Plutôt que de nous opposer à une évolution banale et naturelle du mariage, il est urgent de nous préoccuper de permettre à l’humanité de définir et de protéger le sanctuaire de son identité.

- Londres, 2007. REUTERS/Alessia Pierdomenico -
Comme toujours, quand s’annonce une réforme majeure, il faut comprendre dans quelle évolution de long terme elle s’inscrit.
Et la légalisation, en France après d’autres pays, du mariage entre
deux adultes homosexuels, s’inscrit comme une anecdote sans importance,
dans une évolution commencée depuis très longtemps, et dont on débat
trop peu: après avoir connu d’innombrables formes d’organisations
sociales, dont la famille nucléaire n’est qu’un des avatars les plus
récents, et tout aussi provisoire que ceux qui l’ont précédé, nous
allons lentement vers une humanité unisexe, où les hommes et les femmes
seront égaux sur tous les plans, y compris celui de la procréation, qui
ne sera plus le privilège, ou le fardeau, des femmes.
Bien des forces y conduisent, issues de demandes parfois contradictoires.
1. La demande d’égalité. D’abord entre les hommes et les femmes. Puis entre les hétérosexuels et les homosexuels.
Chacun veut, et c’est naturel, avoir les mêmes droits: travailler,
voter, se marier, avoir des enfants. Et rien ne résistera, à juste
titre, à cette tendance multiséculaire. Mais cette égalité ne conduit
pas nécessairement à l’uniformité: les hommes et les femmes restent
différents, quelles que soient leurs préférences sexuelles.
2.
La demande de liberté. Elle a conduit à l’émergence des droits de
l’homme et de la démocratie. Elle pousse à refuser toute contrainte;
elle implique, au-delà du droit au mariage, les mêmes droits au divorce.
Et au-delà, elle conduira les hommes et les femmes, quelles que soient
leurs orientations sexuelles, à vouloir vivre leurs relations amoureuses
et sexuelles libres de toute contrainte, de tout engagement.

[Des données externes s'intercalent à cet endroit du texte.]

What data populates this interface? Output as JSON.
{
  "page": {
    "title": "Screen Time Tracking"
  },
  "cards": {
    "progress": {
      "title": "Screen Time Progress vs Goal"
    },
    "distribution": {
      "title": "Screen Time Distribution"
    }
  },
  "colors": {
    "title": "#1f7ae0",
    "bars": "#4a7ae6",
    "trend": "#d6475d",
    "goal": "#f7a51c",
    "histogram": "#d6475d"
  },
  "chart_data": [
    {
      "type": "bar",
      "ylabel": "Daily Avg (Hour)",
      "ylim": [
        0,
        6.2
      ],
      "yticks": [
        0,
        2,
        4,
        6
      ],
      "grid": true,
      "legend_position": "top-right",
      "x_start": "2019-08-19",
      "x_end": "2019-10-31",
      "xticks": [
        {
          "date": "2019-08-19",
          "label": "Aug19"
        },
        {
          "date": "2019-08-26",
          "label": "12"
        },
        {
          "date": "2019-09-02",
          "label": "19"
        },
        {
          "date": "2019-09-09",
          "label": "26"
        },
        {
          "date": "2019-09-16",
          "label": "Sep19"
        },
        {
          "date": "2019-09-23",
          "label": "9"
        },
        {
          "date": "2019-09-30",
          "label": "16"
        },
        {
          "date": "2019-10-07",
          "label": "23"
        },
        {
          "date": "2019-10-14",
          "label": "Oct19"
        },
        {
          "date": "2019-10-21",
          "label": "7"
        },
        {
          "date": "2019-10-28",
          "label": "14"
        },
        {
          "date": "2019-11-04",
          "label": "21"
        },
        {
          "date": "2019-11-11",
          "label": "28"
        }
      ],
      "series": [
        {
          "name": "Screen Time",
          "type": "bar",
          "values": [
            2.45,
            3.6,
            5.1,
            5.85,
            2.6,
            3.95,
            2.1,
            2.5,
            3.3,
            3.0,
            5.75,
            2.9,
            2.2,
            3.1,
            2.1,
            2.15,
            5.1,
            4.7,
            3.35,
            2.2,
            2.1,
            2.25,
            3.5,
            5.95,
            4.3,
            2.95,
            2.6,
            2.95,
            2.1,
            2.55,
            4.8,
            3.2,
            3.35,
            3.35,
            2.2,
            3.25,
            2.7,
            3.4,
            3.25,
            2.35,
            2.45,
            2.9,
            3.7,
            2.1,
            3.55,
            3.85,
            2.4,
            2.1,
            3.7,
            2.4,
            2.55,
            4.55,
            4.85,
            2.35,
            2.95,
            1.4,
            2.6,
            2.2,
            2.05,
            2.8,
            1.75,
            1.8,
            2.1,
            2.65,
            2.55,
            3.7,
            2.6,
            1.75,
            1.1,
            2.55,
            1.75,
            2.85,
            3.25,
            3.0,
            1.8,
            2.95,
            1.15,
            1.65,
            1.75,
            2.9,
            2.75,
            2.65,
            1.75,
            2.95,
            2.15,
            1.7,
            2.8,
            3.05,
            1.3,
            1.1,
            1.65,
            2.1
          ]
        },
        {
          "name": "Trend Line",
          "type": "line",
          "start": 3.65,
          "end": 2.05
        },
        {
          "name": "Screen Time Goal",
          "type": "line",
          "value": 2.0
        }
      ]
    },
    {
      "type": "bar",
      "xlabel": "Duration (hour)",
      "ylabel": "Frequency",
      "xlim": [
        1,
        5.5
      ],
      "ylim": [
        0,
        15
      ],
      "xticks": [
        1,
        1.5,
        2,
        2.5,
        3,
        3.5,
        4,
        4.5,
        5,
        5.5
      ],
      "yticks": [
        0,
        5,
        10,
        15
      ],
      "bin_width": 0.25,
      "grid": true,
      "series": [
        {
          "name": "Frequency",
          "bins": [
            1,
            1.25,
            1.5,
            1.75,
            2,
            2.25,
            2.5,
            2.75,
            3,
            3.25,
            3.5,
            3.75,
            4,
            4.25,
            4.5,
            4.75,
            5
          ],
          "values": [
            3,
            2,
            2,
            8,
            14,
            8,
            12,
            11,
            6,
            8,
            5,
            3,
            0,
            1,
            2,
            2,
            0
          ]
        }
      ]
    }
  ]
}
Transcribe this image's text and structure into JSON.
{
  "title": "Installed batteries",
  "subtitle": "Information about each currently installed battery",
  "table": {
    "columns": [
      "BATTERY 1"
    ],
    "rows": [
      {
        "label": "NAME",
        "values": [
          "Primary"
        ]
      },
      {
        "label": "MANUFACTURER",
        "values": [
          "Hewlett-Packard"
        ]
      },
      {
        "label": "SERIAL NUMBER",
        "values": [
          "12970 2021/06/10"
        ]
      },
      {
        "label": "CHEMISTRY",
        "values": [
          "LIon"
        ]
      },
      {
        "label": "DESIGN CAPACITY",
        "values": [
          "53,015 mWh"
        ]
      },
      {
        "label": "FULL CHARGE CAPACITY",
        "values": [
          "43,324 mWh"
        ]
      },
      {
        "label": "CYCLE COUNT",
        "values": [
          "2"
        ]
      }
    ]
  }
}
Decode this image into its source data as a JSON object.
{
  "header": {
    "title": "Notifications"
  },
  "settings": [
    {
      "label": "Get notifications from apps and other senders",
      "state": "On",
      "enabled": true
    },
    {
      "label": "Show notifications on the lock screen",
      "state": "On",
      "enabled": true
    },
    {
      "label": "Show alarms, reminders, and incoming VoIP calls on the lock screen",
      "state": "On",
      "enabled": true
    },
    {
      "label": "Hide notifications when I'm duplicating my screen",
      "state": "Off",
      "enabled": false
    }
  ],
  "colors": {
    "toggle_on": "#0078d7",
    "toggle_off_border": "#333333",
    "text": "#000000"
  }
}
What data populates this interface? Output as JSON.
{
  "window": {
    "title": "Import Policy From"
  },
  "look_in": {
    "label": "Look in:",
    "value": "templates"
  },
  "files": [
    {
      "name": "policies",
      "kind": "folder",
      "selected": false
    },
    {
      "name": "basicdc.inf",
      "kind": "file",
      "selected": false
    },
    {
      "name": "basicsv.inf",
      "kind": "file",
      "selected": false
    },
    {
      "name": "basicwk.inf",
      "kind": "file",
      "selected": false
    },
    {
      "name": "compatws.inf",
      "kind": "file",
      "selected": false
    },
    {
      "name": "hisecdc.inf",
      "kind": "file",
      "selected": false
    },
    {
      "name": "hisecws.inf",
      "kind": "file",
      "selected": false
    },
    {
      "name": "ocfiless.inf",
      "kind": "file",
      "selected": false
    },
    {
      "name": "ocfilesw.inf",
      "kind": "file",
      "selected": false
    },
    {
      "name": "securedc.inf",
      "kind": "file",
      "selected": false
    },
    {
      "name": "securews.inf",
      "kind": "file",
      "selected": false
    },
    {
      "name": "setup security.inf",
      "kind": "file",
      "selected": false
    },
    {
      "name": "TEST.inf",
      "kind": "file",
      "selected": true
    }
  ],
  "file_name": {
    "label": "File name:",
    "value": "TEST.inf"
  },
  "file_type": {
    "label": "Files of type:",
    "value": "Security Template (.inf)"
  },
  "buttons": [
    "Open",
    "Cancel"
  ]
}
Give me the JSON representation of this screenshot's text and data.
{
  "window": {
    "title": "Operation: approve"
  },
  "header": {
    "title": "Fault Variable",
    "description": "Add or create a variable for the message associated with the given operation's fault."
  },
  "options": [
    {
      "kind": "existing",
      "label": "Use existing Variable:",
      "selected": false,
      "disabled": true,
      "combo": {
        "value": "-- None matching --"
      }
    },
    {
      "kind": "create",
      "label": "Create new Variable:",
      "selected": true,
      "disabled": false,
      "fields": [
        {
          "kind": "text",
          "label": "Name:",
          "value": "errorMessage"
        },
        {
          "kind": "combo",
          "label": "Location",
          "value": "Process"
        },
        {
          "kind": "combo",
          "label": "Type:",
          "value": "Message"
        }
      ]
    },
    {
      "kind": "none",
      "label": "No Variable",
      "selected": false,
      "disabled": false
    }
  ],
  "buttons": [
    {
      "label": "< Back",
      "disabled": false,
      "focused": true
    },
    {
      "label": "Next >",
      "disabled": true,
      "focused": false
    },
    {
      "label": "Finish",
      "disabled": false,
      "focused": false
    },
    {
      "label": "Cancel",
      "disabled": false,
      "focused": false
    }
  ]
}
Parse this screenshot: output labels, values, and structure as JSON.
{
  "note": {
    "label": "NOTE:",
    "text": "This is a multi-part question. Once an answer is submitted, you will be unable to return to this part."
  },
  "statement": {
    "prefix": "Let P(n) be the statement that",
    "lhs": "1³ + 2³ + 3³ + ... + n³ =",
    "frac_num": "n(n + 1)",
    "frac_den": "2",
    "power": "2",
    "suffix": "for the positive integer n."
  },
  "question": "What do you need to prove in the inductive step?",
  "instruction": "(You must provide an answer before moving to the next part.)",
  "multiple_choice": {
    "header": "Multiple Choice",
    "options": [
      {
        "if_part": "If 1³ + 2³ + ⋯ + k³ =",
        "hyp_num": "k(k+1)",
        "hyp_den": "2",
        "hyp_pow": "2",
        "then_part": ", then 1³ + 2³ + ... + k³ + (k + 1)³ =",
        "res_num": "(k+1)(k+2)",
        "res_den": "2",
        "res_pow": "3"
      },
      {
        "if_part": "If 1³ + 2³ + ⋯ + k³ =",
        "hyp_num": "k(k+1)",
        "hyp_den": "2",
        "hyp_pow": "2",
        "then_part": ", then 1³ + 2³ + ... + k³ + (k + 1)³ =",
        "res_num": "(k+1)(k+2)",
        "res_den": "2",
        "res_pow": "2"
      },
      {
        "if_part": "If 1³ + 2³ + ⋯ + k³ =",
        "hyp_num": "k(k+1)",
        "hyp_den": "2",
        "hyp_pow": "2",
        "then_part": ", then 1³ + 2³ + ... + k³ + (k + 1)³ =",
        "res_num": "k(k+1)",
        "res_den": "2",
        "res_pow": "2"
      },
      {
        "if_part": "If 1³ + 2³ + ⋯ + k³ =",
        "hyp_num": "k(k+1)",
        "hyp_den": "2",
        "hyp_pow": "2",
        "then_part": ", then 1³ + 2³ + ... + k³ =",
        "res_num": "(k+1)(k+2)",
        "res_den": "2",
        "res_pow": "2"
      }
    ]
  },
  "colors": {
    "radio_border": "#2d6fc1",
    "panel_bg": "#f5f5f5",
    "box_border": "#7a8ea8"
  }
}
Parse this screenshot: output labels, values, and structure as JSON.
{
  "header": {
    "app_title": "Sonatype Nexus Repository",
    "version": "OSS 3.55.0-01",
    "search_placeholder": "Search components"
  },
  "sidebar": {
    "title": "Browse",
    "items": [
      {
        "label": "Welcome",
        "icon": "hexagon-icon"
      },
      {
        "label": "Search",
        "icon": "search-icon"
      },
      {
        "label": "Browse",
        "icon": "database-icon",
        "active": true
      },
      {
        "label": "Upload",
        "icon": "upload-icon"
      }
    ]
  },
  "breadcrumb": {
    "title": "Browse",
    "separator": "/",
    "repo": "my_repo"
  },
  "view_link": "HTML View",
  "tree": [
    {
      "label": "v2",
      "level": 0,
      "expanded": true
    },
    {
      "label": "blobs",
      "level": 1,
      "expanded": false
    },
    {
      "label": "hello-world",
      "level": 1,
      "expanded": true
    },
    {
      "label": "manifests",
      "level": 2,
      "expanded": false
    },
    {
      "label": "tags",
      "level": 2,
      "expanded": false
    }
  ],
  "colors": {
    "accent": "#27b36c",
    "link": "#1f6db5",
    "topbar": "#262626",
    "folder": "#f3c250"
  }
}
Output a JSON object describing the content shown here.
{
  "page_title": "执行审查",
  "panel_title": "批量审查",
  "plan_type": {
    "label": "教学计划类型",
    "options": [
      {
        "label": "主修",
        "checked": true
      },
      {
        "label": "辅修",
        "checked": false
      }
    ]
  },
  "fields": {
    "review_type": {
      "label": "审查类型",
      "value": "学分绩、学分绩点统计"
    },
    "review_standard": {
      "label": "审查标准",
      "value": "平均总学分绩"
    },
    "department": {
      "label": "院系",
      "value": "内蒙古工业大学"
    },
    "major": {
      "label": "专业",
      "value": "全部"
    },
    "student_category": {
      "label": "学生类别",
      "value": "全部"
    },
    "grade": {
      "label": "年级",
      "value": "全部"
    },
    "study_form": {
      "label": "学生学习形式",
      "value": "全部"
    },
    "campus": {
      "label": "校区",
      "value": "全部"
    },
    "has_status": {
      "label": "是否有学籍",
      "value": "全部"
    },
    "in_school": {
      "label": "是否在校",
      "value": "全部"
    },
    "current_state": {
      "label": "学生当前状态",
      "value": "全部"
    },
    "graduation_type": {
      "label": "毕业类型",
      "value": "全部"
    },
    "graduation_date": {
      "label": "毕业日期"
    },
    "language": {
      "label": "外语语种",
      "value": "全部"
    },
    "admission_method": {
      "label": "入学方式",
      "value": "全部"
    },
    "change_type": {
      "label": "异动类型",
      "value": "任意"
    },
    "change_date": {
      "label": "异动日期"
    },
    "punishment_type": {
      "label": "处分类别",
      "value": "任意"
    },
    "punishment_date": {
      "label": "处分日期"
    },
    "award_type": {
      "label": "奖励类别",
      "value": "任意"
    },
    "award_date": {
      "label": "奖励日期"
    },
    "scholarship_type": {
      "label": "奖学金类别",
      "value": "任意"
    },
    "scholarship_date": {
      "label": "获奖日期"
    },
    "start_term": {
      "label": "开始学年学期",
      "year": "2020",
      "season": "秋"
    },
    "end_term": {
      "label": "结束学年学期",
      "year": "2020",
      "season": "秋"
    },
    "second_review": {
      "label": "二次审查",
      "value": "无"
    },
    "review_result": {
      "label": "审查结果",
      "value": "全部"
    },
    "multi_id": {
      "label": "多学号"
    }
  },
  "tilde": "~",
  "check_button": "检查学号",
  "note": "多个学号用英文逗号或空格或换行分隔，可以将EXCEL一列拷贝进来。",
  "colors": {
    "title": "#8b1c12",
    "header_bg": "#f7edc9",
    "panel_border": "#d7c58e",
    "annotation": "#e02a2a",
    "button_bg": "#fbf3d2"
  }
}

La sexualité se séparera de plus en plus de la procréation et sera de
plus en plus un plaisir en soi, une source de découverte de soi, et de
l’autre. Plus généralement, l’apologie de la liberté individuelle
conduira inévitablement à celle de la précarité; y compris celle des
contrats. Et donc à l’apologie de la déloyauté, au nom même de la
loyauté: rompre pour ne pas tromper l’autre.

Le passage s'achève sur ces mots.